The in vivo trial experiments were carried out with the purpose of answering the questions of how strongly nanodroplets and microbubbles retain the drug in vivo and what is the role of ultrasound: is the cell death caused by the action of ultrasound in combination with bubbles that concentrate ultrasound energy or is it caused by the cytotoxic action of the drug released from the carrier under the action of ultrasound? To answer these questions, the following experiments were carried out. Athymic nu/nu mice were inoculated with breast cancer cells (Fig. 7) or ovarian cancer cells (Fig. 8) to the right and left flanks as described in the Materials and Methods Section. Nanoemulsions loaded with DOX (Fig. 7) or paclitaxel (Fig. 8) were systemically injected through the tail vein, so that in circulation they get into both tumors. However, only the right tumor was sonicated (3 MHz, 20%, 150 s for breast cancer and 1 MHz, 3.4 W/cm2, 1 min for ovarian cancer); ultrasound was applied 4 h after the injection; this time is required for the nanoemulsion accumulation in the tumor. With the purpose of verifying the generality of the method proposed, the types of the copolymers and ultrasound parameters were different in the experiments, and two different models of tumors were used. The nonsonicated left tumor grew with the same rate as the control tumors, whereas the sonicated tumor regressed rapidly and appeared to be completely resolved after two treatments (however, a recurrence of the tumor growth was observed after the completion of the therapy, see below). These experiments showed that without ultrasound the drug was retained strongly by nanodroplets in vivo, since the nonsonicated tumor grew with the rate of the control tumors. Ultrasound effectively triggered the drug release from the carrier.

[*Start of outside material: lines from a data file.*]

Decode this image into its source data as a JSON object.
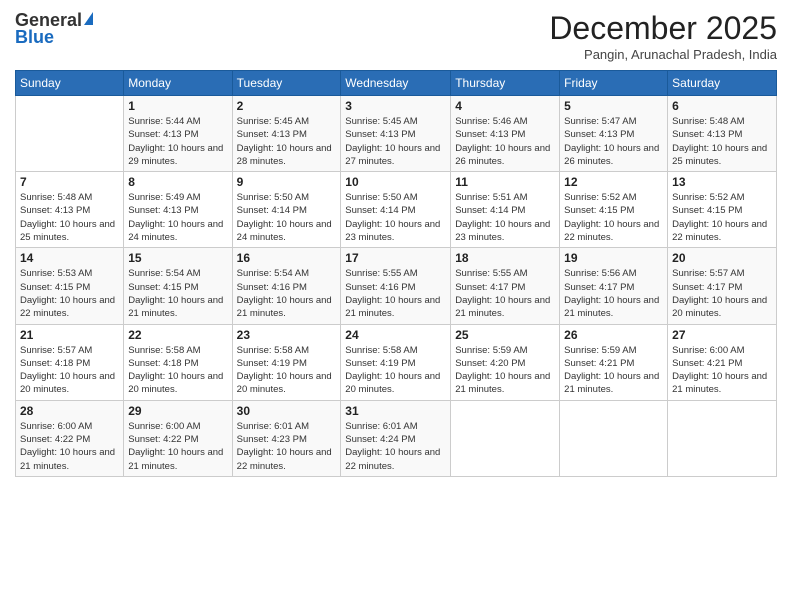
{
  "logo": {
    "general": "General",
    "blue": "Blue"
  },
  "header": {
    "month": "December 2025",
    "location": "Pangin, Arunachal Pradesh, India"
  },
  "weekdays": [
    "Sunday",
    "Monday",
    "Tuesday",
    "Wednesday",
    "Thursday",
    "Friday",
    "Saturday"
  ],
  "weeks": [
    [
      {
        "day": "",
        "sunrise": "",
        "sunset": "",
        "daylight": ""
      },
      {
        "day": "1",
        "sunrise": "Sunrise: 5:44 AM",
        "sunset": "Sunset: 4:13 PM",
        "daylight": "Daylight: 10 hours and 29 minutes."
      },
      {
        "day": "2",
        "sunrise": "Sunrise: 5:45 AM",
        "sunset": "Sunset: 4:13 PM",
        "daylight": "Daylight: 10 hours and 28 minutes."
      },
      {
        "day": "3",
        "sunrise": "Sunrise: 5:45 AM",
        "sunset": "Sunset: 4:13 PM",
        "daylight": "Daylight: 10 hours and 27 minutes."
      },
      {
        "day": "4",
        "sunrise": "Sunrise: 5:46 AM",
        "sunset": "Sunset: 4:13 PM",
        "daylight": "Daylight: 10 hours and 26 minutes."
      },
      {
        "day": "5",
        "sunrise": "Sunrise: 5:47 AM",
        "sunset": "Sunset: 4:13 PM",
        "daylight": "Daylight: 10 hours and 26 minutes."
      },
      {
        "day": "6",
        "sunrise": "Sunrise: 5:48 AM",
        "sunset": "Sunset: 4:13 PM",
        "daylight": "Daylight: 10 hours and 25 minutes."
      }
    ],
    [
      {
        "day": "7",
        "sunrise": "Sunrise: 5:48 AM",
        "sunset": "Sunset: 4:13 PM",
        "daylight": "Daylight: 10 hours and 25 minutes."
      },
      {
        "day": "8",
        "sunrise": "Sunrise: 5:49 AM",
        "sunset": "Sunset: 4:13 PM",
        "daylight": "Daylight: 10 hours and 24 minutes."
      },
      {
        "day": "9",
        "sunrise": "Sunrise: 5:50 AM",
        "sunset": "Sunset: 4:14 PM",
        "daylight": "Daylight: 10 hours and 24 minutes."
      },
      {
        "day": "10",
        "sunrise": "Sunrise: 5:50 AM",
        "sunset": "Sunset: 4:14 PM",
        "daylight": "Daylight: 10 hours and 23 minutes."
      },
      {
        "day": "11",
        "sunrise": "Sunrise: 5:51 AM",
        "sunset": "Sunset: 4:14 PM",
        "daylight": "Daylight: 10 hours and 23 minutes."
      },
      {
        "day": "12",
        "sunrise": "Sunrise: 5:52 AM",
        "sunset": "Sunset: 4:15 PM",
        "daylight": "Daylight: 10 hours and 22 minutes."
      },
      {
        "day": "13",
        "sunrise": "Sunrise: 5:52 AM",
        "sunset": "Sunset: 4:15 PM",
        "daylight": "Daylight: 10 hours and 22 minutes."
      }
    ],
    [
      {
        "day": "14",
        "sunrise": "Sunrise: 5:53 AM",
        "sunset": "Sunset: 4:15 PM",
        "daylight": "Daylight: 10 hours and 22 minutes."
      },
      {
        "day": "15",
        "sunrise": "Sunrise: 5:54 AM",
        "sunset": "Sunset: 4:15 PM",
        "daylight": "Daylight: 10 hours and 21 minutes."
      },
      {
        "day": "16",
        "sunrise": "Sunrise: 5:54 AM",
        "sunset": "Sunset: 4:16 PM",
        "daylight": "Daylight: 10 hours and 21 minutes."
      },
      {
        "day": "17",
        "sunrise": "Sunrise: 5:55 AM",
        "sunset": "Sunset: 4:16 PM",
        "daylight": "Daylight: 10 hours and 21 minutes."
      },
      {
        "day": "18",
        "sunrise": "Sunrise: 5:55 AM",
        "sunset": "Sunset: 4:17 PM",
        "daylight": "Daylight: 10 hours and 21 minutes."
      },
      {
        "day": "19",
        "sunrise": "Sunrise: 5:56 AM",
        "sunset": "Sunset: 4:17 PM",
        "daylight": "Daylight: 10 hours and 21 minutes."
      },
      {
        "day": "20",
        "sunrise": "Sunrise: 5:57 AM",
        "sunset": "Sunset: 4:17 PM",
        "daylight": "Daylight: 10 hours and 20 minutes."
      }
    ],
    [
      {
        "day": "21",
        "sunrise": "Sunrise: 5:57 AM",
        "sunset": "Sunset: 4:18 PM",
        "daylight": "Daylight: 10 hours and 20 minutes."
      },
      {
        "day": "22",
        "sunrise": "Sunrise: 5:58 AM",
        "sunset": "Sunset: 4:18 PM",
        "daylight": "Daylight: 10 hours and 20 minutes."
      },
      {
        "day": "23",
        "sunrise": "Sunrise: 5:58 AM",
        "sunset": "Sunset: 4:19 PM",
        "daylight": "Daylight: 10 hours and 20 minutes."
      },
      {
        "day": "24",
        "sunrise": "Sunrise: 5:58 AM",
        "sunset": "Sunset: 4:19 PM",
        "daylight": "Daylight: 10 hours and 20 minutes."
      },
      {
        "day": "25",
        "sunrise": "Sunrise: 5:59 AM",
        "sunset": "Sunset: 4:20 PM",
        "daylight": "Daylight: 10 hours and 21 minutes."
      },
      {
        "day": "26",
        "sunrise": "Sunrise: 5:59 AM",
        "sunset": "Sunset: 4:21 PM",
        "daylight": "Daylight: 10 hours and 21 minutes."
      },
      {
        "day": "27",
        "sunrise": "Sunrise: 6:00 AM",
        "sunset": "Sunset: 4:21 PM",
        "daylight": "Daylight: 10 hours and 21 minutes."
      }
    ],
    [
      {
        "day": "28",
        "sunrise": "Sunrise: 6:00 AM",
        "sunset": "Sunset: 4:22 PM",
        "daylight": "Daylight: 10 hours and 21 minutes."
      },
      {
        "day": "29",
        "sunrise": "Sunrise: 6:00 AM",
        "sunset": "Sunset: 4:22 PM",
        "daylight": "Daylight: 10 hours and 21 minutes."
      },
      {
        "day": "30",
        "sunrise": "Sunrise: 6:01 AM",
        "sunset": "Sunset: 4:23 PM",
        "daylight": "Daylight: 10 hours and 22 minutes."
      },
      {
        "day": "31",
        "sunrise": "Sunrise: 6:01 AM",
        "sunset": "Sunset: 4:24 PM",
        "daylight": "Daylight: 10 hours and 22 minutes."
      },
      {
        "day": "",
        "sunrise": "",
        "sunset": "",
        "daylight": ""
      },
      {
        "day": "",
        "sunrise": "",
        "sunset": "",
        "daylight": ""
      },
      {
        "day": "",
        "sunrise": "",
        "sunset": "",
        "daylight": ""
      }
    ]
  ]
}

The second series of trial experiments was carried out with empty (i.e., not drug-loaded) bubbles with the same design as the series described above. In the absence of drugs, the sonicated tumors grew with the rate of the control ones. This showed that the death of cancer cells under the therapy applied was due to the cytotoxic action of the drug released by ultrasound rather than due to the effect of the ultrasound itself.

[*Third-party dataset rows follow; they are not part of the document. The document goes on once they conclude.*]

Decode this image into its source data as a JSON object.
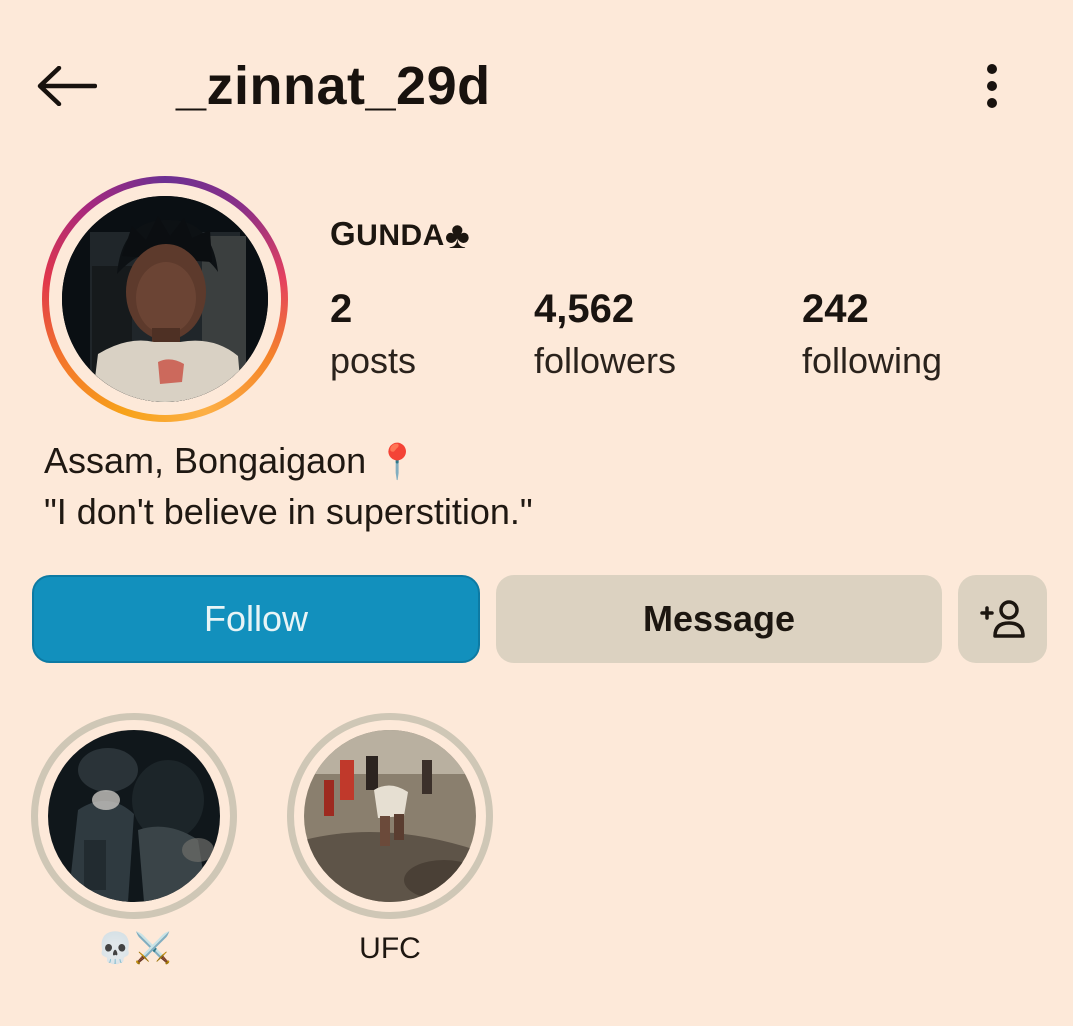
{
  "header": {
    "username": "_zinnat_29d",
    "back_icon": "arrow-left-icon",
    "more_icon": "more-vertical-icon"
  },
  "profile": {
    "display_name_initial": "G",
    "display_name_rest": "UNDA",
    "display_name_emoji": "♣",
    "stats": {
      "posts": {
        "value": "2",
        "label": "posts"
      },
      "followers": {
        "value": "4,562",
        "label": "followers"
      },
      "following": {
        "value": "242",
        "label": "following"
      }
    },
    "bio": {
      "line1": "Assam, Bongaigaon",
      "line1_emoji": "📍",
      "line2": "\"I don't believe in superstition.\""
    }
  },
  "actions": {
    "follow_label": "Follow",
    "message_label": "Message",
    "add_person_icon": "person-add-icon"
  },
  "highlights": [
    {
      "label": "💀⚔️"
    },
    {
      "label": "UFC"
    }
  ],
  "colors": {
    "background": "#fde9d9",
    "follow_button": "#1290bd",
    "secondary_button": "#dcd2c1"
  }
}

The trial tests showed that the therapy proposed is promising. However, as one can see from Fig. 7, the tumor recurred in a month and a half after the completion of the treatment; a repeated course of treatment by the previous scheme appeared noneffective. This means that in the first course of treatment, the cancer cells either became DOX-resistant or a selection of drug resistant cells occurred. At present, the causes and methods for solution of this problem are under investigation.
Targeted nanotherapy of malignant tumors by means of ultrasound-responsive nanocarriers leads to effective regression of tumors, and it can find common use in oncology after solution of the problem of the tumor recurrence after the completion of the treatment. Search for the mechanism of the resistance development and of methods for its prevention is currently in progress.
We thank the USA National Institute of Health (grant no. NIHR01 EB1033) for the support of the research.